Com o tema “Solidariedade Intergeracional e o Dever de Proteger o Meio Ambiente”, a palestra foi aberta pelo juiz federal coordenador de cursos da JFES, Alceu Maurício Junior, que presidiu a mesa diretora também composta pelos professores Daury Cezar Fabriz, presidente da Academia Brasileira de Direitos Humanos (ABDH), parceira no evento; Paulo Ulhoa, coordenador do curso de Direito da Faculdade São Geraldo; e Felipe Arady, da Universidade Vila Velha (UVV). Na primeira fila do auditório, o gerente de Comunicação, Responsabilidade Social e Relações Institucionais da Arcelor Mittal e membro honorário da Academia Brasileira de Direitos Humanos (ABDH), Sidemberg Rodrigues. 

 

O juiz declarou que se sentia muito feliz com a realização daquele evento, tendo em vista as controvérsias e a dificuldade de se aplicar o direito constitucional no que diz respeito às questões ambientais, como a ADPF 101 (Arguição de Descumprimento de Preceito Fundamental), na qual se discute se decisões judiciais que autorizam a importação de pneus usados ofendem os preceitos constitucionais, e ações relativas à lei paulista que proíbe o uso de equipamentos produzidos com amianto na construção civil. 

 

Para uma plateia atenta de 80 pessoas, formada por professores, advogados, servidores, estudantes e magistrados, Carla Amado iniciou sua fala com sotaque português – “para provar que realmente havia atravessado o Atlântico para chegar aqui” – mas depois surpreendeu a todos com um sotaque brasileiríssimo durante toda a palestra. 
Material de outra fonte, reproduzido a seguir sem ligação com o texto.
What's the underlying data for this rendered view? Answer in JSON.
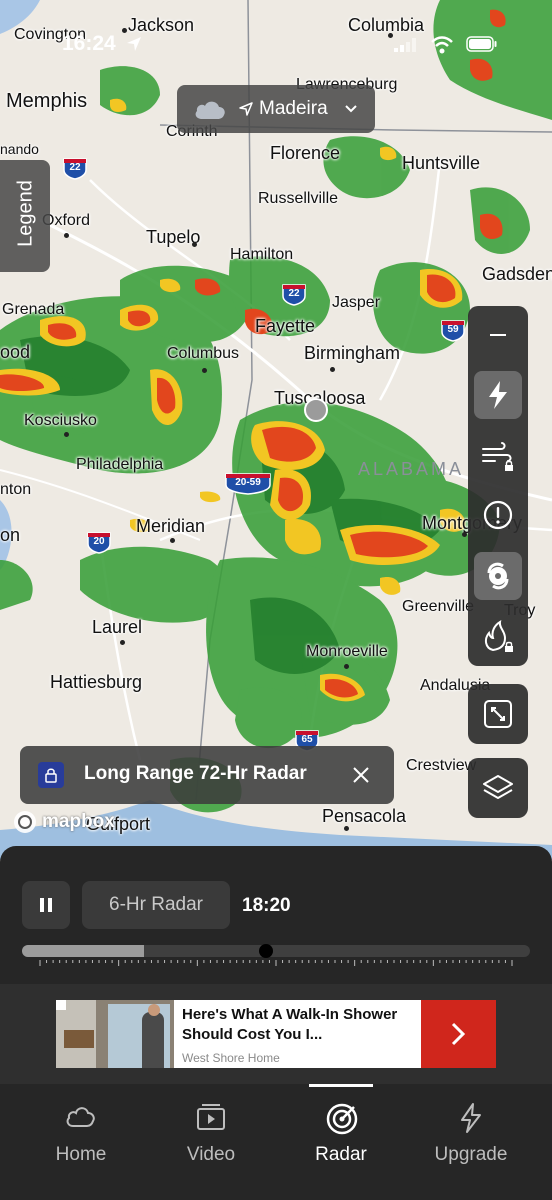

Simpática, agradeceu o convite e se declarou encantada com a capital capixaba. “Queria agradecer por terem me apresentado essa cidade estupenda. Estou maravilhada e muito feliz por estar aqui. Agradeço por promoverem essa partilha de conhecimento e por esse calor e generosidade do povo brasileiro”, declarou. E foi logo avisando: “como o direito ambiental lida com um bem comum do povo, sobre o qual todo mundo pode falar e opinar, por se tratar de uma questão de sobrevivência, o que vocês vão ouvir aqui não é nenhum discurso da National Geographic, nem fórmulas mágicas, mas apenas pistas de reflexão, ideias para debater um pouco”.

 

Conceitos em definição

 

“O direito ambiental tem apenas 40 anos. Está engatinhando. Mas trouxe novas ideias, novos conceitos que precisam ser adequados”, disse a professora. Dentre esses conceitos estão o de “desenvolvimento sustentável” e o de “solidariedade intergeracional”. 

 

Carla Amado comentou que a Constituição Brasileira de 88 foi a primeira a incluir a ideia de solidariedade entre as gerações, que tem sido incorporado em vários textos constitucionais europeus. Disse ainda que esse conceito nasce com a Declaração de 87, para comemorar a conferência Rio 92, e aponta para o desenvolvimento sustentável, que é uma ideia próxima, de fazer com que as gerações presentes promovam a qualidade ambiental de modo a garantir sobrevivência para as próximas gerações. “Uma teoria bonita, mas que para ser eficaz necessita de estrutura financeira e de controle”.  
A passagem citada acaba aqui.